Bulgaria's ministry of interior, Director Georgi Hadzhiev, confirmed the group are being questioned by police over their involvement in racist behaviour at the Euro 2020 qualifier in Sofia on Monday night, which England won 6-0.
The ministry added that police have identified 15 people involved in the racist chants, which included monkey noises and Nazi salutes, directed at England players.
Hadzhiev said six people have been detained, three are wanted, and two have been summoned and expected to report to the police to testify.
"Work is under way to gather evidence for the others," he added.
European football governing body UEFA charged the Bulgarian Football Union (BFU) on Tuesday with four offences: racist behaviour, the throwing of objects, disruption of the national anthem and replays on a giant screen.

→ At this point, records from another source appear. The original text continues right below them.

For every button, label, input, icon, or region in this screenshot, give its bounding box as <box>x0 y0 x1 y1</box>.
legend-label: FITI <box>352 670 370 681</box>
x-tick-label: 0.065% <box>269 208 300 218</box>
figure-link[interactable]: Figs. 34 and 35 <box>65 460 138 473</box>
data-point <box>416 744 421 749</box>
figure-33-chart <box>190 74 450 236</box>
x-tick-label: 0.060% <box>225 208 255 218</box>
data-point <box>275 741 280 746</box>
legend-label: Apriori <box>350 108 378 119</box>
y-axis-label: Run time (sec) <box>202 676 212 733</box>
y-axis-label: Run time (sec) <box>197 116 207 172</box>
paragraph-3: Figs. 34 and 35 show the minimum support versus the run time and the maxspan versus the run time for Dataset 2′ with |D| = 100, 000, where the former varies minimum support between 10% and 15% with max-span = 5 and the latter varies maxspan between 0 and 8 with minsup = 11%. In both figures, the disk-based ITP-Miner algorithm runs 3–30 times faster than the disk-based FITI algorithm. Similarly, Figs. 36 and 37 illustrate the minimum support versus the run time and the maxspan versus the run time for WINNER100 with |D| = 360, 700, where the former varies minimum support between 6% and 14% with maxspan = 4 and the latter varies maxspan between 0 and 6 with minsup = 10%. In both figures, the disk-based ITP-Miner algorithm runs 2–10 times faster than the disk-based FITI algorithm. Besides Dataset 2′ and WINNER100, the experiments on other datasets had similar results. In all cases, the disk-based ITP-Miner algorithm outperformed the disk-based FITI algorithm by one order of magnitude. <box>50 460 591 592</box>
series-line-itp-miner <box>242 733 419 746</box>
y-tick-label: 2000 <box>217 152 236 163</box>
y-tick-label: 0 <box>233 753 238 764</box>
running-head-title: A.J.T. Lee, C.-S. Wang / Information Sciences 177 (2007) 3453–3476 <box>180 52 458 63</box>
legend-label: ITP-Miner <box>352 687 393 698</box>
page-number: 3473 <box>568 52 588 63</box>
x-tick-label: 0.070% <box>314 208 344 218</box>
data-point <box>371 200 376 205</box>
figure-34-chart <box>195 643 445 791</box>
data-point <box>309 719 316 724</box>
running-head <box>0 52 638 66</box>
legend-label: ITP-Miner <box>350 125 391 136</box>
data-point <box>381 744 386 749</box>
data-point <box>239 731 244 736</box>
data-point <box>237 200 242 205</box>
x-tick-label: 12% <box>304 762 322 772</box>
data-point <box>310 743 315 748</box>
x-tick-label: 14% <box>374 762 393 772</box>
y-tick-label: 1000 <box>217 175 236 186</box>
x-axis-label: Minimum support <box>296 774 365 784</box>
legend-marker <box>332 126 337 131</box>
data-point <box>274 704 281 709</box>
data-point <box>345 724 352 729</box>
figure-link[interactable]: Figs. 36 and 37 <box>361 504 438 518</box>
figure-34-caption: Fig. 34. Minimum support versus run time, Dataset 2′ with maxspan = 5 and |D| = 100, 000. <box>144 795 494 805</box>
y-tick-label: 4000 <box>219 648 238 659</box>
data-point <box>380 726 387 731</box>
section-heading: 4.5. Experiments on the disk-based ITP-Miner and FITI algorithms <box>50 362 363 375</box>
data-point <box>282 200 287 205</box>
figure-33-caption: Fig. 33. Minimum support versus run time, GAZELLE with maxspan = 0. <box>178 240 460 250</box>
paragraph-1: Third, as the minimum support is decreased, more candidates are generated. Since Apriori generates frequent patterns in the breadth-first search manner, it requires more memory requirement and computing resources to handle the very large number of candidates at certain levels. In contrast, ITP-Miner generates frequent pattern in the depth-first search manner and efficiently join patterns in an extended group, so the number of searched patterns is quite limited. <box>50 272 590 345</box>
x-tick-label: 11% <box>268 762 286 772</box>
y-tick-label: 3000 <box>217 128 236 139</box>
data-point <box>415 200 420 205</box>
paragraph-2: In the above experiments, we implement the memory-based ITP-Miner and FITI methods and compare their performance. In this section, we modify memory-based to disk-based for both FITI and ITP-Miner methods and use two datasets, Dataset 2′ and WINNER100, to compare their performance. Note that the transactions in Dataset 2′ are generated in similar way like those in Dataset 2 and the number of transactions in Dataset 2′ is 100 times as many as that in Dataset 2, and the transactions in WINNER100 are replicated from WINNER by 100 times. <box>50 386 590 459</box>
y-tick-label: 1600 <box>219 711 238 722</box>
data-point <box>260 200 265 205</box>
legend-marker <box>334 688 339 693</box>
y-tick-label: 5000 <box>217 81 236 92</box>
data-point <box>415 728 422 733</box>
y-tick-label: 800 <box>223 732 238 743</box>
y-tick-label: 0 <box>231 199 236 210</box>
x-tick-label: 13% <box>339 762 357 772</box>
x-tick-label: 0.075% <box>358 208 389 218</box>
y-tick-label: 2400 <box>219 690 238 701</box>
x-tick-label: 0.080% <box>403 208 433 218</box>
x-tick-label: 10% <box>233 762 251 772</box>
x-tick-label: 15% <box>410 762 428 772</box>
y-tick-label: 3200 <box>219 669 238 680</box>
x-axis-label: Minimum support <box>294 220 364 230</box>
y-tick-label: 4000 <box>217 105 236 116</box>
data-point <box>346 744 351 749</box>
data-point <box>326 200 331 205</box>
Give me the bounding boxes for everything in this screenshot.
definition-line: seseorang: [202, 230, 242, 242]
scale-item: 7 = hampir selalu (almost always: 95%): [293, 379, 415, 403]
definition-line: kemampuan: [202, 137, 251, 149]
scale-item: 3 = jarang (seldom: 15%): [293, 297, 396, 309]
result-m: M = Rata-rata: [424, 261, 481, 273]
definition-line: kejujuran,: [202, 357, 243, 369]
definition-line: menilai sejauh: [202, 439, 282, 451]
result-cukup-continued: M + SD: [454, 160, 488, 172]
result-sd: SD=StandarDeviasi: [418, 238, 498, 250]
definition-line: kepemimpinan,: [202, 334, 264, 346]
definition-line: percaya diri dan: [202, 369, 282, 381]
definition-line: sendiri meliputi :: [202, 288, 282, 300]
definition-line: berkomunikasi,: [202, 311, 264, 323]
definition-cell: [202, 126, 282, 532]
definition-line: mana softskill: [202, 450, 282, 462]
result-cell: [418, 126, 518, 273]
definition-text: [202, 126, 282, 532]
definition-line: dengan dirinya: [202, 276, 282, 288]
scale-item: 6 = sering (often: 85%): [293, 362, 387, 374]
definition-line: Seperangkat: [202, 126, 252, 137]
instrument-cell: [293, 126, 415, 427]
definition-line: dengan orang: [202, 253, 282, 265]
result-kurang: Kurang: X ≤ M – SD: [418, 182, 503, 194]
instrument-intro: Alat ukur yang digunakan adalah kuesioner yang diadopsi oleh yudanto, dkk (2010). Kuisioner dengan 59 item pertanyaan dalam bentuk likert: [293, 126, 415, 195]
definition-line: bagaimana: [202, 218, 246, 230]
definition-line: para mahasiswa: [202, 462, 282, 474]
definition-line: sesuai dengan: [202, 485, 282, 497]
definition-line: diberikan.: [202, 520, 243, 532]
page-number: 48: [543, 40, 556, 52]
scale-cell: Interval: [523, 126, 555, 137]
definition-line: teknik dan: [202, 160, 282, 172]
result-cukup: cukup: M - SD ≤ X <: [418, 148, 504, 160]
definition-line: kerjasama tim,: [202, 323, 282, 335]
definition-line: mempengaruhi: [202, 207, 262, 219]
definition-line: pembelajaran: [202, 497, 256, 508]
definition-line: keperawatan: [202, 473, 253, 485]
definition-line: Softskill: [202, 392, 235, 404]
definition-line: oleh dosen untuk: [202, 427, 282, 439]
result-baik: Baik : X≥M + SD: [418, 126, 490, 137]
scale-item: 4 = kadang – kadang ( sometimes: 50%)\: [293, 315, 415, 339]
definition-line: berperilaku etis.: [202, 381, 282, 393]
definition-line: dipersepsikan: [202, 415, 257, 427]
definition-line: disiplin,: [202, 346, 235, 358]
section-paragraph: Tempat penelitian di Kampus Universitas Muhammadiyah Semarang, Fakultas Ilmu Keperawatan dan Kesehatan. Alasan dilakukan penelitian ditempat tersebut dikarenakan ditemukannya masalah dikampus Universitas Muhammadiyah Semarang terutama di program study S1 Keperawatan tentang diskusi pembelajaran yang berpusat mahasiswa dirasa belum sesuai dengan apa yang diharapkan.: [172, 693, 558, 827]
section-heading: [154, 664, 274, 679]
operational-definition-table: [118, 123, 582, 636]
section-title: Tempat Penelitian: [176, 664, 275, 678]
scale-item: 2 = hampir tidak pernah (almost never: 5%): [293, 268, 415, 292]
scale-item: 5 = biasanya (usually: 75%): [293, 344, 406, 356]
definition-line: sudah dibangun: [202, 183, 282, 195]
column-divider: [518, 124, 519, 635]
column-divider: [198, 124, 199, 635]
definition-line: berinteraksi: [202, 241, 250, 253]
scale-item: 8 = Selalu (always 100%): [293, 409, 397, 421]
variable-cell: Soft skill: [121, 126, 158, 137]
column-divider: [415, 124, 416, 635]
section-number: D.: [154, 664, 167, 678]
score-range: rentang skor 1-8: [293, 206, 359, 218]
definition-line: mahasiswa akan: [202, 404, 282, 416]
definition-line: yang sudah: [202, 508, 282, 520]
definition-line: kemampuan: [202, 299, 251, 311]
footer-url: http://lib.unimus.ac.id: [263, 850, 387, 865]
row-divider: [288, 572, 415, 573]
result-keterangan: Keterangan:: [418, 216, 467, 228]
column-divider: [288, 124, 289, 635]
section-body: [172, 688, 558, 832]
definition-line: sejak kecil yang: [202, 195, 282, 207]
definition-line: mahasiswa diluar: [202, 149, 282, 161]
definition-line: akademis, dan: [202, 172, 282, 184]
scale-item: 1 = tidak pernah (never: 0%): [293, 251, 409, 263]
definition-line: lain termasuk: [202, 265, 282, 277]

The English FA also had two charges brought against it: disruption of the national anthem and an insufficient number of travelling stewards.
Fans's detention came after police raided the headquarters of the Bulgarian Football Union - with its president, Borislav Mihaylov, resigning from his post after being ordered to by the country's prime minister, Boyko Borissov.
Bulgaria has come in for heavy criticism for the conduct of home fans during the game, which was played in a partially closed stadium as punishment for racist chanting by fans during a match against Kosovo in June.
Tyrone Mings, who was making his England debut, revealed he heard racist abuse in the warm-up ahead of the game.
"I think everybody heard the chants, but we stood together and we made certain decisions," he said.
England manager Gareth Southgate said he felt his players made a "major statement" on and off the pitch by refusing to let the racists win - but said they are used to racism.
"Sadly, my players, because of their experiences in our own country, are hardened to racism," Southgate said.
"I don't know what that says about our society but that's the reality, so that actually saddens me that when I speak to them about it, they are absolutely hardened to it.
"They also know they have made a statement and they want the focus to be on the football."
Bulgarian captain Ivelin Popov was seen remonstrating with home fans during half time but head coach Krasimir Balakov claimed the conversation was more likely to be about his side's poor display and he had not heard any racism during the match.
"I was concentrated on the game," Balakov said.
"I didn't actually hear anything but I just talked to the English press downstairs and I told them that if this is proven to be true, then we have to be ashamed and we have to apologise for it.
"But, once again, first it has to be proven to be true."
Ahead of the game he claimed England had a bigger problem with racism than his country did, despite 5,000 seats being left empty during the fixture as punishment for previous racist chants.